In an advisory notice published on Thursday, the group issued a total of 14 security fixes including two rated as ‘high priority', nine as ‘moderate' and three as ‘low priority'.
The two urgent fixes resolve around a revised fix (CVE-2015-0204) for the Freak SSL flaw, which is more prominent than first thought, as well as a new OpenSSL bug (CVE-2015-0291) which could be potentially exploited by attackers launching DoS attacks to make the servers crash. This was, however, not as bad as had been predicted in the days leading up to the release of the fixes.
“If a client connects to an OpenSSL 1.0.2 server and renegotiates with an invalid signature algorithms extension a NULL pointer dereference will occur. This can be exploited in a DoS attack against the server,” reads the advisory on the DoS flaw.
“This issue affects OpenSSL version: 1.0.2…OpenSSL 1.0.2 users should upgrade to 1.0.2a.”
A blog post by OpenSSL Project member Mark Cox reveals there has been no evidence that the bug - reported to OpenSSL Project on 26th February 2015 - has been exploited publicly – with this perhaps owing to the fact that it affects only 1.0.2 OpenSSL, which was only released earlier this year.
On the Freak flaw, the project notes: “"This was classified low because it was originally thought that server RSA export cipher suite support was rare: a client was only vulnerable to a MiTM attack against a server which supports an RSA export cipher suite," it said.
"Recent studies have shown that RSA export cipher suites support is far more common."
Rapid 7 global security strategist Trey Ford said in an email to SCMagazineUK.com and other journalists: “Fourteen OpenSSL vulnerabilities were announced and addressed this morning. Two specific issues were classified as High Severity, one exposing the service to what appears to be an easy-to-execute Denial of Service attack; the other exposing the surprisingly common RSA export cipher suites to “man in the middle” attacks. Incidentally the highest severity issue (a crash via NULL pointer dereference) only affects version 1.0.2, and many users are still on versions 0.9.8 and 1.0.1.
“We expect to see corresponding attack code quickly built by those reverse engineering the published patches - steps to push these fixes to internet exposed systems should be prioritised.

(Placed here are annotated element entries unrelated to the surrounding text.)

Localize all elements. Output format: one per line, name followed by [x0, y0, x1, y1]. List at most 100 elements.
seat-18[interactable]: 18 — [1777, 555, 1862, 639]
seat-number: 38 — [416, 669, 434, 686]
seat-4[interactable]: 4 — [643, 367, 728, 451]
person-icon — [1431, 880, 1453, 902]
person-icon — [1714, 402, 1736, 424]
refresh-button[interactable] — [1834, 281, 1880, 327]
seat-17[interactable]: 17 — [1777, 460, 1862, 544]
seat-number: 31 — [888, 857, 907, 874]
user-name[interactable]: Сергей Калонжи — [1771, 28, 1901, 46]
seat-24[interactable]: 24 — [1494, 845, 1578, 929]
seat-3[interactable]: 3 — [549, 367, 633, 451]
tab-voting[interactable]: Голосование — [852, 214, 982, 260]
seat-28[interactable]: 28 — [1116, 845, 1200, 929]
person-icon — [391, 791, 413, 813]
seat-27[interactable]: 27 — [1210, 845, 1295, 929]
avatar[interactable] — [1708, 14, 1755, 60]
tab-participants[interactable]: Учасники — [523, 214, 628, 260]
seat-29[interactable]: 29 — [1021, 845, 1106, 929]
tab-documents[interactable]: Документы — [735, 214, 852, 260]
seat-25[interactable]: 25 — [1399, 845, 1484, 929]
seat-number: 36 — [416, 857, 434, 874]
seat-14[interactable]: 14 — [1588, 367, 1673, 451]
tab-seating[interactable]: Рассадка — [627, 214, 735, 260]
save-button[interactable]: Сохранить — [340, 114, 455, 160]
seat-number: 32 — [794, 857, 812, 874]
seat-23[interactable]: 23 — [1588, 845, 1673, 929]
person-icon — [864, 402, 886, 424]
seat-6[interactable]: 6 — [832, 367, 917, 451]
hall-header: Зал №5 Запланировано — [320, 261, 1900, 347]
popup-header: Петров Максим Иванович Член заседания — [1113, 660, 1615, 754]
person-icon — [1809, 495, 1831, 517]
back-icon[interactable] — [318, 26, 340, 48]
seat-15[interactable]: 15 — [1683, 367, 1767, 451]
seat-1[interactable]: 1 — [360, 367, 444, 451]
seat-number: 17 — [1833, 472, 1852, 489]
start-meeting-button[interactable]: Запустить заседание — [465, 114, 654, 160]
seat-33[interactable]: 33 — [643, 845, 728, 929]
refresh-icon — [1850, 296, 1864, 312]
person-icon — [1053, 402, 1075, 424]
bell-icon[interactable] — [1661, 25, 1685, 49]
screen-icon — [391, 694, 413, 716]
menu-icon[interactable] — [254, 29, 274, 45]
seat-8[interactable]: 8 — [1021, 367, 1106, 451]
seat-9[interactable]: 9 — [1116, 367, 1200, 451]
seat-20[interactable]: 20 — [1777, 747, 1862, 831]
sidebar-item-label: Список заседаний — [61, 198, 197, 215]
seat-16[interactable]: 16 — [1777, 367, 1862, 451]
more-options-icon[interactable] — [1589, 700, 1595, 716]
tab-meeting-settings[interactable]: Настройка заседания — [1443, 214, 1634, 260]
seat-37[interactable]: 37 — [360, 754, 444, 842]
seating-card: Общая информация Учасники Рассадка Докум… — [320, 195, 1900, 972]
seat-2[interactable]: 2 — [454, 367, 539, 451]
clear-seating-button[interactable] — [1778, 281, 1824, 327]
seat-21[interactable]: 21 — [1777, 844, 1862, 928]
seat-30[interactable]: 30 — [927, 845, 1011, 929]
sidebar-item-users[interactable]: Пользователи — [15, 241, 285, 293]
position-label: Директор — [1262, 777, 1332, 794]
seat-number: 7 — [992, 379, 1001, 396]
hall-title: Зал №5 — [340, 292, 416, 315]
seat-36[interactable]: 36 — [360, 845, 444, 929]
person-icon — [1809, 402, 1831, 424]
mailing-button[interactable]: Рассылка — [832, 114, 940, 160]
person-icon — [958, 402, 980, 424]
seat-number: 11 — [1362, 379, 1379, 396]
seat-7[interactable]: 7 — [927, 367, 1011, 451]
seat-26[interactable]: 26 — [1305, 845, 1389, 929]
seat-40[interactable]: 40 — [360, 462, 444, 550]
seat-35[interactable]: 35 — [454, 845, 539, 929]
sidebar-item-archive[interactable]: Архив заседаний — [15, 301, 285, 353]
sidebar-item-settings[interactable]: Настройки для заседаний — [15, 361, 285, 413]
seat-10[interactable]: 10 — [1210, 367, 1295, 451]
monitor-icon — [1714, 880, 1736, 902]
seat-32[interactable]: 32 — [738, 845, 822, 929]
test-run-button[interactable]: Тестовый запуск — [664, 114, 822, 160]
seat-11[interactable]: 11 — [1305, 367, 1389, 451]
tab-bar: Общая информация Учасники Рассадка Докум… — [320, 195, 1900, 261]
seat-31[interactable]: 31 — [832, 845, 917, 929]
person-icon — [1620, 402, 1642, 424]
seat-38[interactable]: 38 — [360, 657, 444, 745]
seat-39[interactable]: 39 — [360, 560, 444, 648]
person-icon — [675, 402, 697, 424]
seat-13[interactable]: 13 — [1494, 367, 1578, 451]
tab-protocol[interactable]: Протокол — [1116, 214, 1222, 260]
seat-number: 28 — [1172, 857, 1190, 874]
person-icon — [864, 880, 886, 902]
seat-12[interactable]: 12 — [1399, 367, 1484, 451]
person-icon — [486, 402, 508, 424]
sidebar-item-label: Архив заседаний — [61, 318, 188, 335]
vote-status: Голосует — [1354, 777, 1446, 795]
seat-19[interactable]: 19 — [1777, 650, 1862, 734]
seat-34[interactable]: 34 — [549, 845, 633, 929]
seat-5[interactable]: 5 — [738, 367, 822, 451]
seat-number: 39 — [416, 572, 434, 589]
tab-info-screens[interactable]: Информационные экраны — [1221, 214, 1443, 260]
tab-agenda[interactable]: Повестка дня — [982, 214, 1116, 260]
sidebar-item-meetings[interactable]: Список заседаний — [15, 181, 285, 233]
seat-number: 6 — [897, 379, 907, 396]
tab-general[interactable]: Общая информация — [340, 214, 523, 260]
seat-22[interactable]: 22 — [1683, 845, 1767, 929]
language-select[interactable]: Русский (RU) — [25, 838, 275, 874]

Export ciphers are overdue for retirement, and organisations using them should look for ways to upgrade to more stringent encryption standards.”
Ashley Stephenson, CEO at Corero, added in another email to SC: “This exploit falls into the “killer packet” category of DDoS attacks and there are only a few practical methods available to protect against this kind of threat.
“First, upgrade the vulnerable system (obvious, but not always practical) in this case [to] OpenSSL 1.0.2a. Second, is to utilise real-time in-line DDoS inspection of the untrusted packet stream for possible signatures that identify the exploit (looking for the killer packet). If as reported, this vulnerability can be readily triggered by invalid renegotiation requests it will be a real DDoS weapon. However, there are two things that should limit the long term risk of this exploit; it will be easy to observe (reason for crash of SSL will be indicated – sigalgs) [and the] server patch is already available.”
Stephenson continued: “End users that do not follow the upgrade recommendation, or take advantage of real-time DDoS defence mechanisms, are at significant risk for the exploitation of those servers for the use of Denial of Service. Any OpenSSL server that had already been patched for Heartbleed is also vulnerable to this threat, which gives us a sense of the magnitude of this vulnerability.”